What I’m looking for here is for as much over 90% as possible; phones that fall below that mark often struggle to last through a day’s usage. The history of these larger screen foldables is that they haven’t much failed the 90% mark… but often not by much. So how does it compare?
While it’s arguably even more impressive that the Samsung Galaxy Z Fold 6 matches the Pixel 9 Pro Fold – it’s got a higher power processor and slightly smaller battery – the practical reality here for the Google phone is that it should be good for all-day battery life.
Based on my more ad-hoc tests that’s certainly true; over a week’s testing I’ve typically found it down around 20-30% remaining battery capacity at the end of the day unless I’ve been hammering it particularly hard that day.
On the charging front, there’s no included charger, with the option for wired USB-C or wireless Qi charging. Google missed a trick not including Qi2 here, I feel – HMD Global beat them to the punch of having the first Qi2 Android phone in market -- and what’s even more unusual is that the Pixel 9 Pro Fold doesn’t work with the Pixel Stand charger either. That’s almost certainly down the location of its charging coils not lining up with the Pixel Stand.
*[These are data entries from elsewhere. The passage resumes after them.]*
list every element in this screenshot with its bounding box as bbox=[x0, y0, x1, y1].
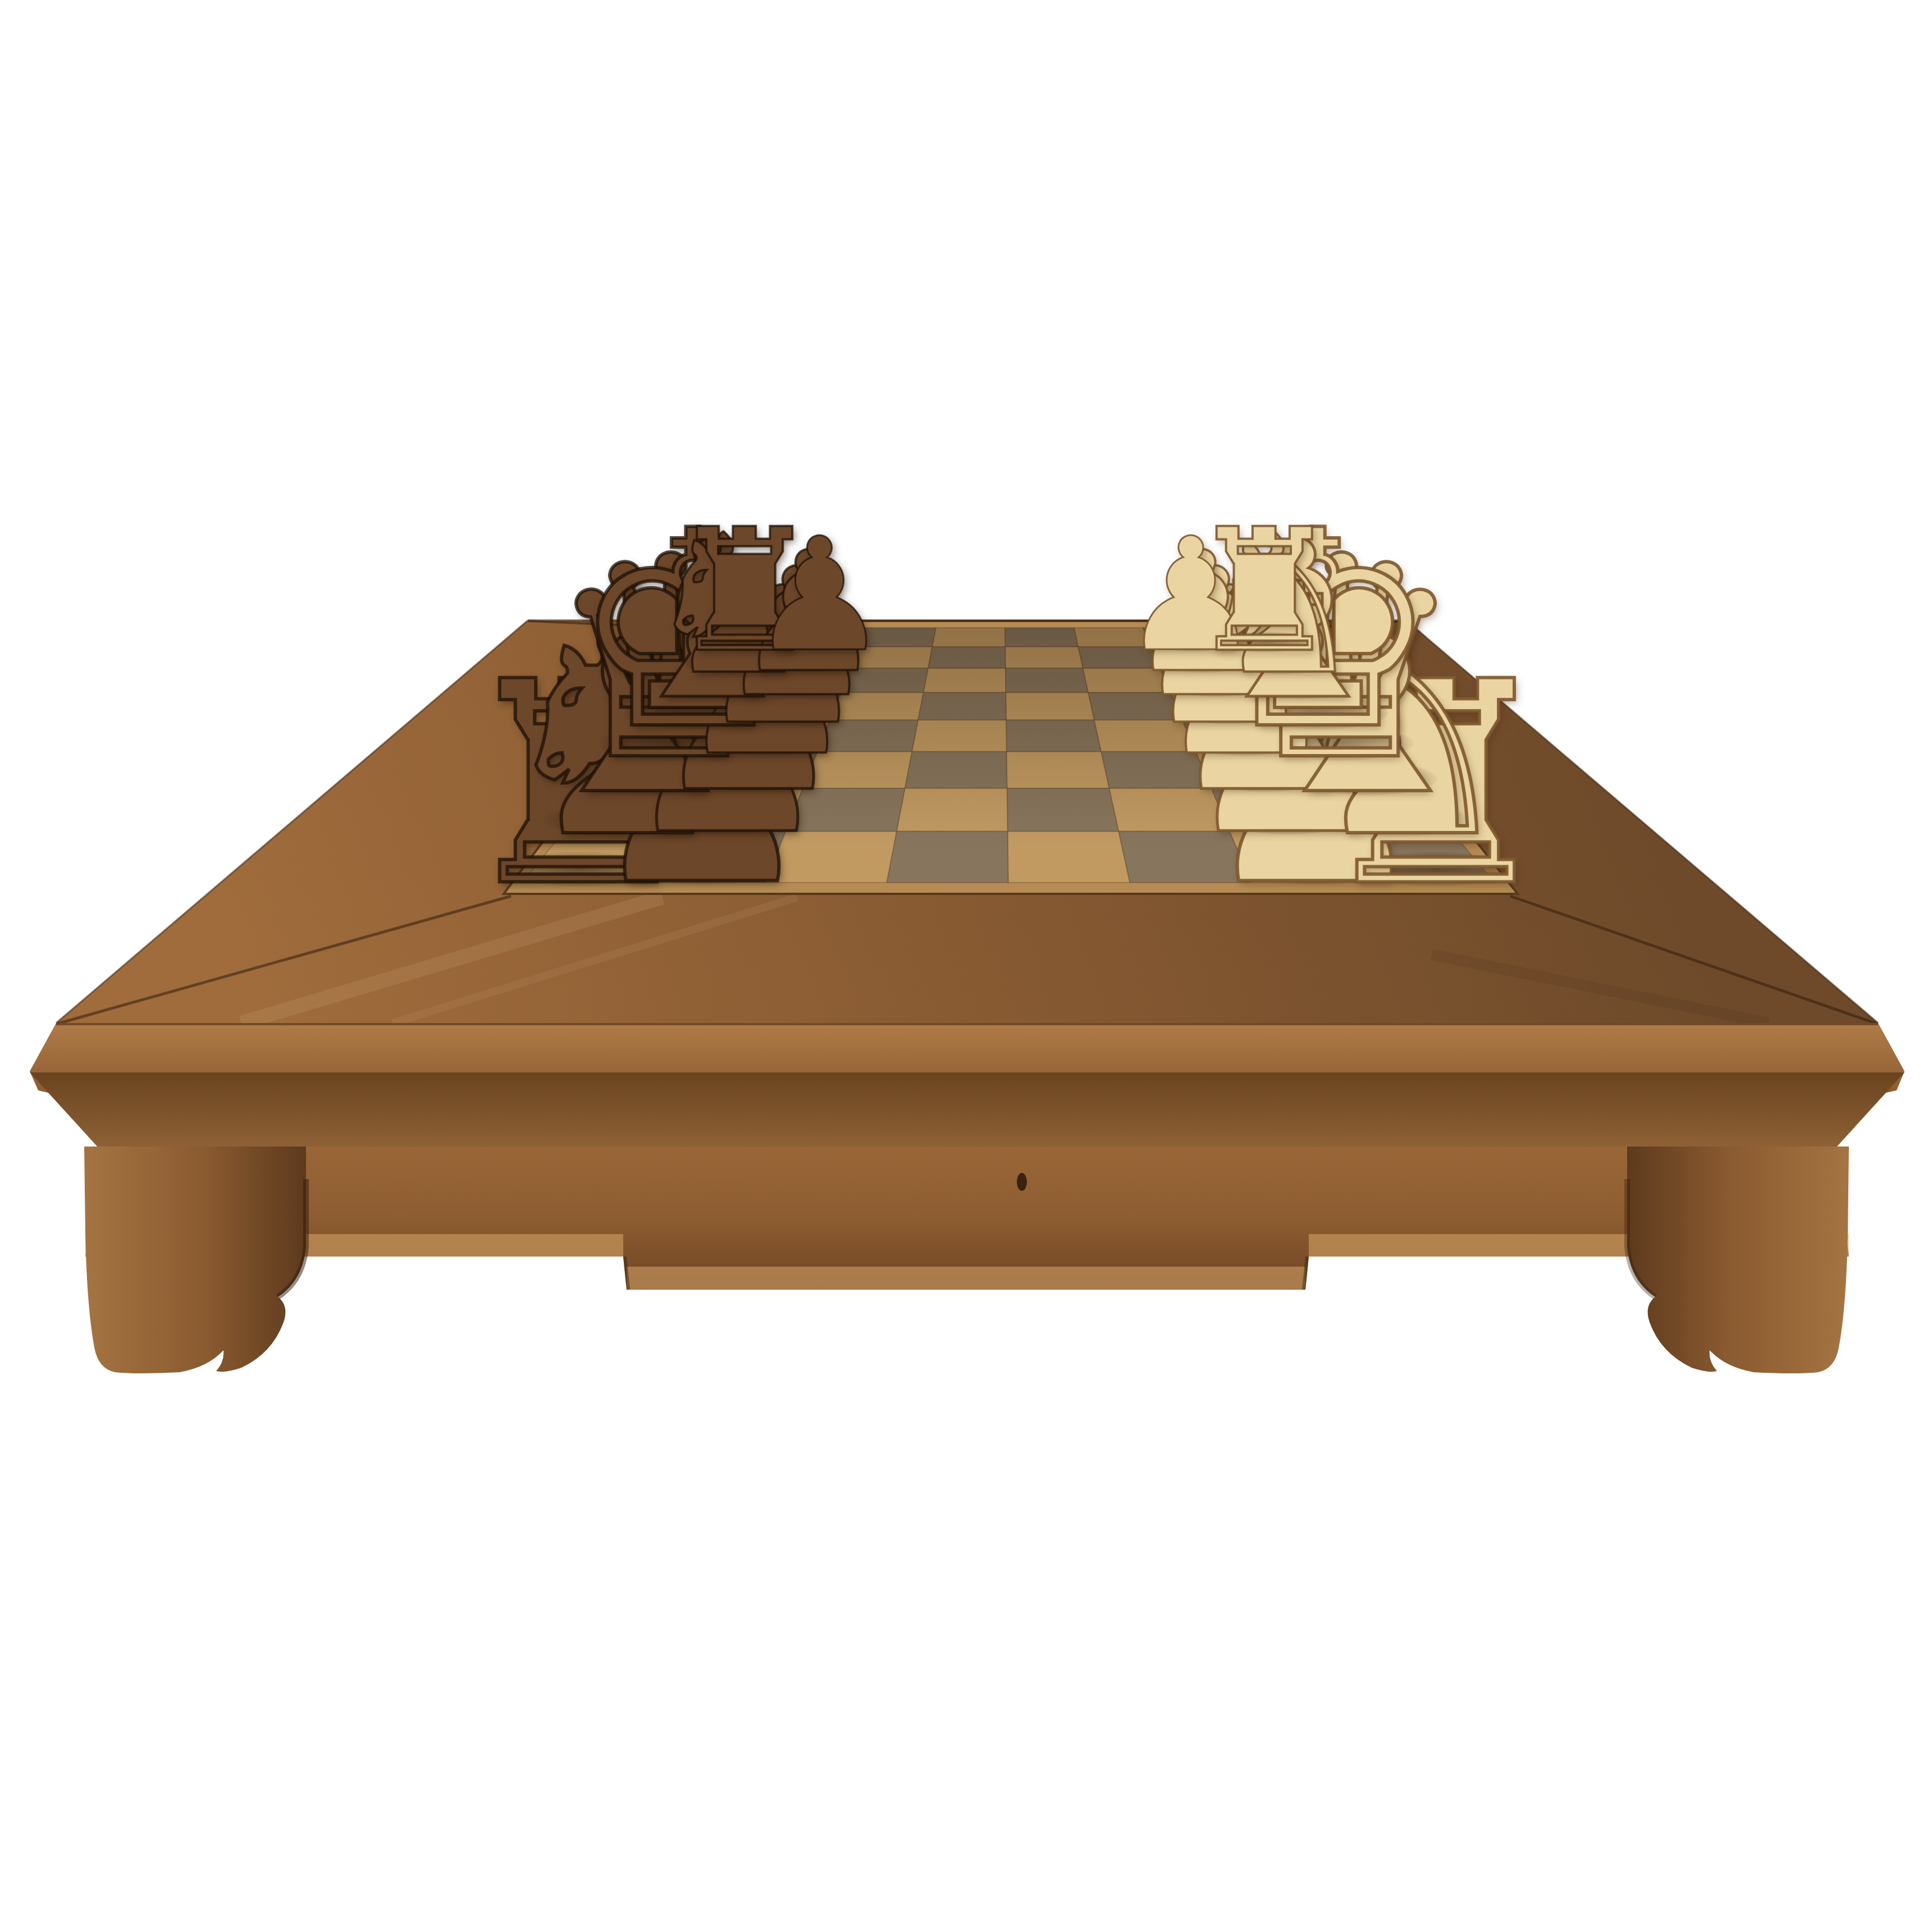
piece-white-rook-h1[interactable]: ♜ bbox=[1188, 506, 1340, 676]
piece-black-pawn-h7[interactable]: ♟ bbox=[750, 517, 889, 673]
chess-table-photo: ♜♟♟♜♞♟♟♞♝♟♟♝♚♟♟♚♛♟♟♛♝♟♟♝♞♟♟♞♜♟♟♜ bbox=[0, 0, 1932, 1932]
pieces-layer: ♜♟♟♜♞♟♟♞♝♟♟♝♚♟♟♚♛♟♟♛♝♟♟♝♞♟♟♞♜♟♟♜ bbox=[0, 0, 1932, 1932]
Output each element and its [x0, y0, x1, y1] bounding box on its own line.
Google Pixel 9 Pro Fold: Alex’s Verdict
I love that the Pixel 9 Pro Fold exists, because it presents competition to Samsung’s near monopoly on large screen folding phones.
Google isn’t first there, but actually owning the OS behind Android and presenting an option that matches Samsung in terms of future updates is a big plus in my book. Also in the plus column is the way that Google makes intelligent use of size, both for its internal display and external display. I can (and have) seriously used just the external display without feeling like I had to pull it open, and the same just isn’t true for the Galaxy Z Fold 6.
However, I do have to balance that against the fact that it could be a more powerful camera competitor at this price… and a more powerful phone to boot. You’re paying a lot for the Pixel 9 Pro Fold, and for hundreds of dollars less you can get phones that are considerably faster. Having a lot of screen space is nice, but it’d be even nicer if the Pixel 9 Pro Fold had power to spare to run apps on that display.
Google Pixel 9 Pro Fold: Pricing and availability
The Pixel 9 Pro Fold retails in Australia from $2,699.